What the president did not mention, though, was any new legislation or policy to further support housing. Though news reports had teased the possibility that Obama would introduce bold new measures for the housing market (especially through an aggressive, Executive Branch-led refinancing initiative), those prophecies were unfulfilled.
The Obama Housing Policy: More of the Same?
Here are Obama’s comments on the housing market from his speech, in full:
Part of our rebuilding effort must also involve our housing sector. Today, our housing market is finally healing from the collapse of 2007. Home prices are rising at the fastest pace in six years, home purchases are up nearly 50 percent, and construction is expanding again.
But even with mortgage rates near a 50-year low, too many families with solid credit who want to buy a home are being rejected. Too many families who have never missed a payment and want to refinance are being told no. That’s holding our entire economy back, and we need to fix it. Right now, there’s a bill in this Congress that would give every responsible homeowner in America the chance to save $3,000 a year by refinancing at today’s rates. Democrats and Republicans have supported it before. What are we waiting for? Take a vote, and send me that bill. Right now, overlapping regulations keep responsible young families from buying their first home. What’s holding us back? Let’s streamline the process, and help our economy grow.”
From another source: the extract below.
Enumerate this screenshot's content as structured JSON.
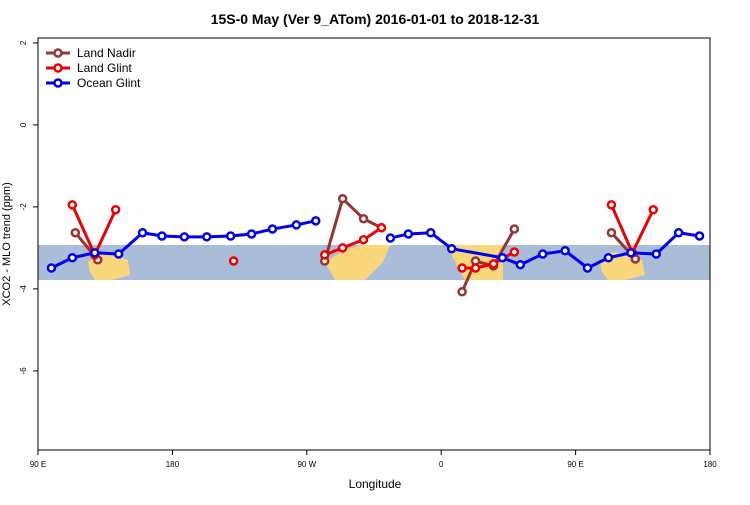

Though he didn’t mention it by name, the president was likely referring to the Menendez-Boxer housing legislation, which would make technical tweaks to the government’s Home Affordable Refinance Program, or HARP, including waiving certain FHFA fees for refinancing borrowers. Senators Robert Menendez (D., N.J.) and Barbara Boxer (D., Calif.) have been pushing the legislation for some time, and though the bill will likely appear before the Senate this spring, it’s fate in the Republican-controlled House is unknown.
Housing Policy in 2013
So where does this leave government housing policy in 2013? In a recent article for the Wall Street Journal, Nick Timiraos wrote that a “universal refinancing” bill could be on the way, which would extend HARP refinancing privileges to borrowers without government-backed loans; according to other Journal reports, the plan would change the charters of Fannie Mae and Freddie Mac to allow the GSEs to buy the newly-refinanced mortgages.
The FHFA, who regulates Fannie and Freddie, have apparently been in discussion with Senator Jeff Merkley, a Democrat from Oregon, about the bill, but as with anything in Washington nowadays, the odds of such a bill getting passed remain uncertain.